BOM waardeert haar investeringsportefeuille twee keer per jaar op basis van de ontwikkelingen bij de ondernemingen in portefeuille. De BOM gebruikt hiervoor een fair value model, hetgeen gebruikelijk is in de investeringsmarkt. Het fair value model hanteert als uitkomst de marktprijs (bij een recente investering, multiples of notatie aan beurs) of een waarde die wordt berekend door weging van het aanwezige potentieel in relatie tot de aanwezige risico’s (Netto Contante Waarde).
Vergelijkende cijfers
De cijfers 2023 zijn, waar nodig, geherrubriceerd teneinde vergelijkbaarheid met 2024 mogelijk te maken. Indien van toepassing wordt dit in de nadere toelichting op de betreffende post expliciet vermeld.
Vreemde valuta
Activa en passiva in vreemde valuta’s worden omgerekend tegen de koers per balansdatum. De transacties in vreemde valuta’s worden omgerekend tegen de koers op transactiedatum. De hieruit resulterende koersverschillen worden in de resultatenrekening verantwoord.
Financiële instrumenten
Onder financiële instrumenten worden zowel de primaire financiële instrumenten, zoals vorderingen en schulden, als de financiële derivaten verstaan. Voor de grondslagen van de primaire financiële instrumenten wordt verwezen naar de toelichting per balanspost.

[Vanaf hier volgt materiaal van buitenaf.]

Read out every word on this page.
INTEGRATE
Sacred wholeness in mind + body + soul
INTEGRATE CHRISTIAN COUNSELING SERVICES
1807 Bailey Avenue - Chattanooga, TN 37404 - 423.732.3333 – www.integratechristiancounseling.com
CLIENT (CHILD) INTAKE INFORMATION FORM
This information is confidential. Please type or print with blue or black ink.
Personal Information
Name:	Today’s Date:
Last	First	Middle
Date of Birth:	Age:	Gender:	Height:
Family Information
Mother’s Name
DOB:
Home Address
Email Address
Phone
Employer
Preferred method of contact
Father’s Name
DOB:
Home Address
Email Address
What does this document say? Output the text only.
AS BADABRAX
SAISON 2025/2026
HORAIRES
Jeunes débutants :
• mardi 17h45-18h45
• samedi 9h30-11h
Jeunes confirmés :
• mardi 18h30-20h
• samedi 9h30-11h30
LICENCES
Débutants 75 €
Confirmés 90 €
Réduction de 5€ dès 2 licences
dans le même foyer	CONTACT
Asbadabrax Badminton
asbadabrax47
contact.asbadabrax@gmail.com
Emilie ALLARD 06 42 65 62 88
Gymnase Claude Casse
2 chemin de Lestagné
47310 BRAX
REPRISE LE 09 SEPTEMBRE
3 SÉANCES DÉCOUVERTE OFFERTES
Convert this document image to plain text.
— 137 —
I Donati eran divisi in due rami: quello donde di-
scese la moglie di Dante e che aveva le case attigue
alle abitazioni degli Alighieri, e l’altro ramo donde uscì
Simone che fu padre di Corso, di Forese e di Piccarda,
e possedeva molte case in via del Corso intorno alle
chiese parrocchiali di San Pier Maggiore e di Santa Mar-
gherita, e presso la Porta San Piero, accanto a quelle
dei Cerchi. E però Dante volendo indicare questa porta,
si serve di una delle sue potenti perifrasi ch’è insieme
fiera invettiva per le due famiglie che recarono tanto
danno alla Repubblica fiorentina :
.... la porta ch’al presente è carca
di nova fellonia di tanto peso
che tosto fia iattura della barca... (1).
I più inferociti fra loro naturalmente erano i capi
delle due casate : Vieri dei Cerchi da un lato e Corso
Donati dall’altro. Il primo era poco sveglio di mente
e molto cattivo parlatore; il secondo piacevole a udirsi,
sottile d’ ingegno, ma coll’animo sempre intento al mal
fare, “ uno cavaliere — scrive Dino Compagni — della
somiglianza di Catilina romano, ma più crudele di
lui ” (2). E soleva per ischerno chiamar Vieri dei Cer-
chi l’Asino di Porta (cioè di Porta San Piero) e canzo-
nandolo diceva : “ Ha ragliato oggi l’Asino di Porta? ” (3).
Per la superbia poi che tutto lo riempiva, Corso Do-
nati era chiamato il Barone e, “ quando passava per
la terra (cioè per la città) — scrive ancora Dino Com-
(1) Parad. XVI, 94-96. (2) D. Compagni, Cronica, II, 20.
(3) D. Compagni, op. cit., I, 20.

Grondslagen voor waardering van activa en passiva
Vaste activa
Materiële vaste activa
De materiële vaste activa worden in het jaar van aanschaf geactiveerd. Terreinen, gebouwen en overige bedrijfsmiddelen worden gewaardeerd tegen historische kostprijs verminderd met cumulatieve afschrijvingen voor zover van toepassing. Afschrijvingen geschieden lineair op basis van geschatte levensduur. Deze varieert van 2 tot 40 jaar. Op terreinen wordt niet afgeschreven.
Financiële vaste activa
Participaties
Uit hoofde van haar bedrijfsactiviteiten heeft de BOM participaties in ondernemingen. De aandelenparticipaties worden initieel gewaardeerd tegen reële waarde. De vervolgwaardering betreft de verkrijgingsprijs of lagere marktwaarde zoals is toegestaan volgens RJ260.537a. Het dividend wordt als resultaat aangemerkt en verwerkt onder opbrengsten van effecten en vorderingen die tot de vaste activa behoren. De waardering tegen verkrijgingsprijs heeft tot gevolg dat waardestijgingen van participaties niet in de cijfers tot uitdrukking komen. Afwaarderingen naar een lagere marktwaarde, of terugnames van een afwaardering in een voorgaande periode worden in de winst en verliesrekening verwerkt onder de post Waardeveranderingen van effecten en vorderingen die tot de vaste activa behoren.
Participaties worden niet aangegaan met als doel om zeggenschap te krijgen over de onderneming, maar met als doel om te vervreemden. Er is te allen tijde een exit strategie om dit te bereiken. Daarom classificeren de participaties niet als deelneming. In uitzonderingsgevallen kunnen meerderheidsposities ontstaan, dit is altijd van tijdelijke aard. De betreffende participaties worden niet geconsolideerd overeenkomstig artikel 2:407 lid 2c.
Fund to Fund
BOM investeert niet alleen rechtstreeks in participaties maar investeert ook via investeringsfondsen in ondernemingen. Dit zijn de Fund to Fund vennootschappen. Alle kasstromen vanuit het fonds worden gezien als dividend. Dit betekent dat alle bij BOM inkomende kasstromen vanuit Fund to Fund fondsen als dividend via de W&V lopen. Kasstromen aan het fonds worden gezien als kapitaalstorting, en worden toegevoegd aan de balanswaarde van het fonds. Wanneer de marktwaarde van het fonds onder de verkrijgingsprijs komt, door de uitkering van dividend en/of door een lagere marktwaarde van het fonds, wordt er een voorziening geboekt.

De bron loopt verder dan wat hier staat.